Passing over the insolence of the latter speaker, who has been well said to represent the black-leg element in the British Cabinet, and the cheap erudition of the lawyer who was hired to defend the Government, the fact remains that we are practically at war with Great Britain without the power of reprisals. Every British dock-yard is now engaged in building steamers to capture and burn our merchantmen, to run our blockade, and to bombard our defenseless sea-board cities. The evidence points irresistibly to the conclusion that all the authorities and men in stations of influence in England are in the conspiracy against us. Lord Palmerston considers our complaints of the destruction of thirty odd American vessels by the British cruiser Alabama mere indications of our wish to pick a quarrel with England; Lord Russell sees no ground for arresting the Alabama until he has been assured she has got safely to sea, when he issues his tardy warrant; Member of Parliament Laird laughs—and the House of Commons re-echoes the laugh—at the objections which are made to his supplying the rebels with a navy; the Commissioners of Customs, with their ears stuffed with cotton and their pockets with the produce of Confederate bonds, are ready to swear off the most obvious Confederate steamer as a harmless craft intended for the Emperor of China; and the merchants, ship-builders, and newspapers of England all claim the right of furnishing the rebels with a navy, and denounce us furiously for objecting to their conduct.

These events have very naturally aroused a general and intense hostility to England among all classes in this country. There has never been a time when hatred of the English was so deep or so wide-spread as it is at present. There has never been a period at which war with England could have been more generally welcomed than at present—if we were free to engage in a foreign war.

Yet we do not believe that war is imminent. We can not afford the luxury. The struggle in which we are engaged taxes all our resources, and to carry it safely through to a successful issue will require our undivided energies. For this reason we do not anticipate that our Government will declare war against England— though it has ample ground for doing so; or will even declare an embargo, or seize British property to recompense our ship-owners for the losses they are suffering through the piratical acts of British vessels.
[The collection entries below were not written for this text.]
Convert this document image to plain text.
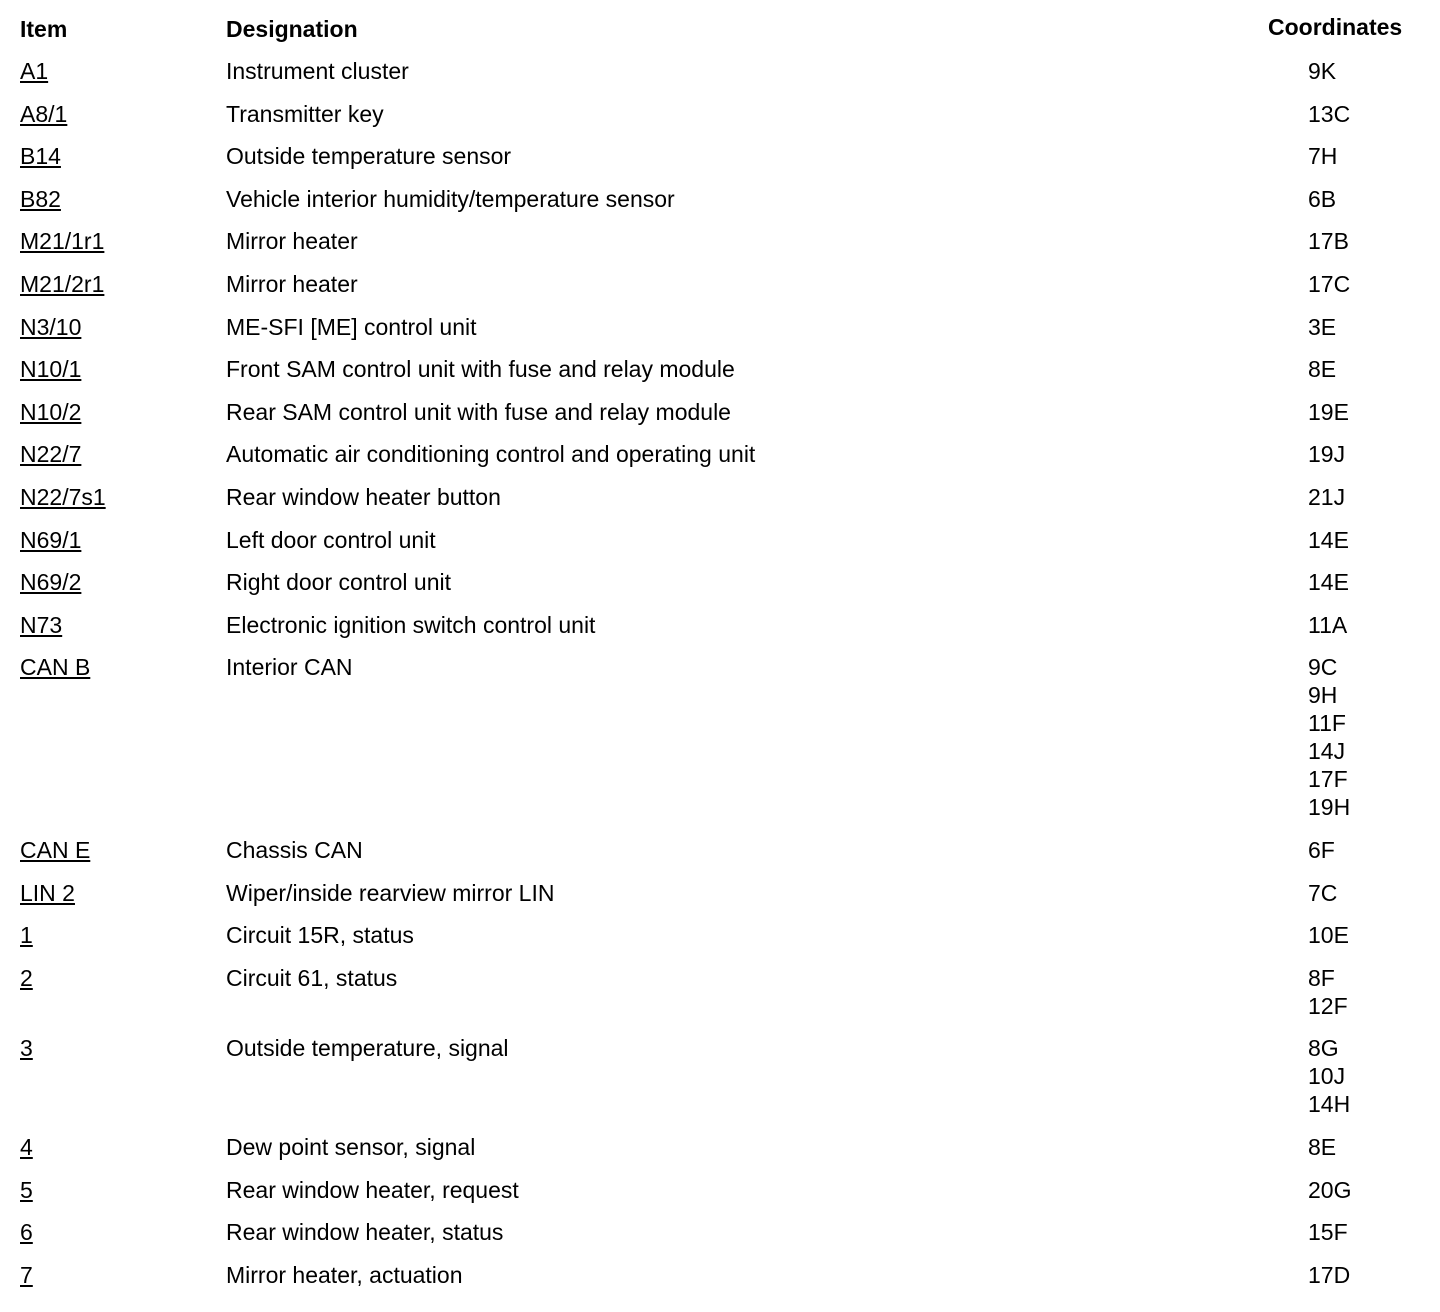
Item	Designation	Coordinates
A1	Instrument cluster	9K
A8/1	Transmitter key	13C
B14	Outside temperature sensor	7H
B82	Vehicle interior humidity/temperature sensor	6B
M21/1r1	Mirror heater	17B
M21/2r1	Mirror heater	17C
N3/10	ME-SFI [ME] control unit	3E
N10/1	Front SAM control unit with fuse and relay module	8E
N10/2	Rear SAM control unit with fuse and relay module	19E
N22/7	Automatic air conditioning control and operating unit	19J
N22/7s1	Rear window heater button	21J
N69/1	Left door control unit	14E
N69/2	Right door control unit	14E
N73	Electronic ignition switch control unit	11A
CAN B	Interior CAN	9C
9H
11F
14J
17F
19H
CAN E	Chassis CAN	6F
LIN 2	Wiper/inside rearview mirror LIN	7C
1	Circuit 15R, status	10E
2	Circuit 61, status	8F
12F
3	Outside temperature, signal	8G
10J
14H
4	Dew point sensor, signal	8E
5	Rear window heater, request	20G
6	Rear window heater, status	15F
7	Mirror heater, actuation	17D
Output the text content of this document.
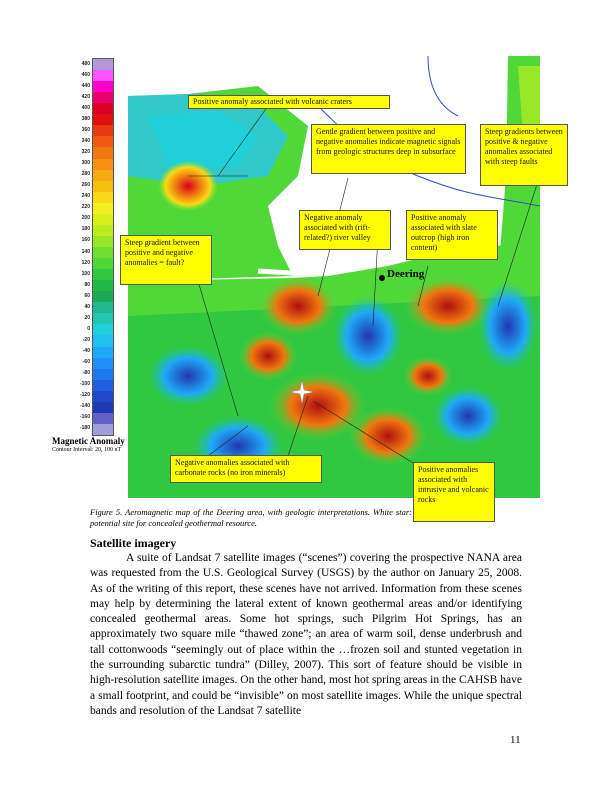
480
460
440
420
400
380
360
340
320
300
280
260
240
220
200
180
160
140
120
100
80
60
40
20
0
-20
-40
-60
-80
-100
-120
-140
-160
-180
Magnetic Anomaly
Contour Interval: 20, 100 nT
Positive anomaly associated with volcanic craters
Gentle gradient between positive and negative anomalies indicate magnetic signals from geologic structures deep in subsurface
Steep gradients between positive & negative anomalies associated with steep faults
Negative anomaly associated with (rift-related?) river valley
Positive anomaly associated with slate outcrop (high iron content)
Steep gradient between positive and negative anomalies = fault?
Negative anomalies associated with carbonate rocks (no iron minerals)	Positive anomalies associated with intrusive and volcanic rocks
Deering
Figure 5. Aeromagnetic map of the Deering area, with geologic interpretations. White star: potential site for concealed geothermal resource.
Satellite imagery
A suite of Landsat 7 satellite images (“scenes”) covering the prospective NANA area was requested from the U.S. Geological Survey (USGS) by the author on January 25, 2008. As of the writing of this report, these scenes have not arrived. Information from these scenes may help by determining the lateral extent of known geothermal areas and/or identifying concealed geothermal areas. Some hot springs, such Pilgrim Hot Springs, has an approximately two square mile “thawed zone”; an area of warm soil, dense underbrush and tall cottonwoods “seemingly out of place within the …frozen soil and stunted vegetation in the surrounding subarctic tundra” (Dilley, 2007). This sort of feature should be visible in high-resolution satellite images. On the other hand, most hot spring areas in the CAHSB have a small footprint, and could be “invisible” on most satellite images. While the unique spectral bands and resolution of the Landsat 7 satellite
11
Our cue just now is to suffer every thing from foreigners for the sake of concentrating our whole strength on the suppression of the rebellion. When this is done, we shall have time to devote to our foreign enemies.

So soon as the restoration of the Union has been achieved, we look to see energetic measures adopted by our Government for the settlement of accounts with England. We expect to see every man who has lost a dollar by the depredations of the Alabama paid in full, with interest, by the British Government. The amount can always be collected in the port of New York. Half a dozen British steamers and a score of British ships seized and sold at auction by the United States Marshal would go far to make a balance. And when England next goes to war, let her look out for retaliation. Though her antagonist be only some Hottentot chief, the ocean shall bristle with American cruisers bearing his flag, and England may rely upon it, that for every peaceful American trader that has been burned during this war by British pirates, ten British vessels will then be destroyed. The next war in which England engages will be the end of her foreign commerce. We mistake our countrymen greatly, if, at the end of twelve months, they leave a ship bearing the British flag afloat in any sea from the German Ocean to Behring’s Straits.

But the watch-word now must be—Patience!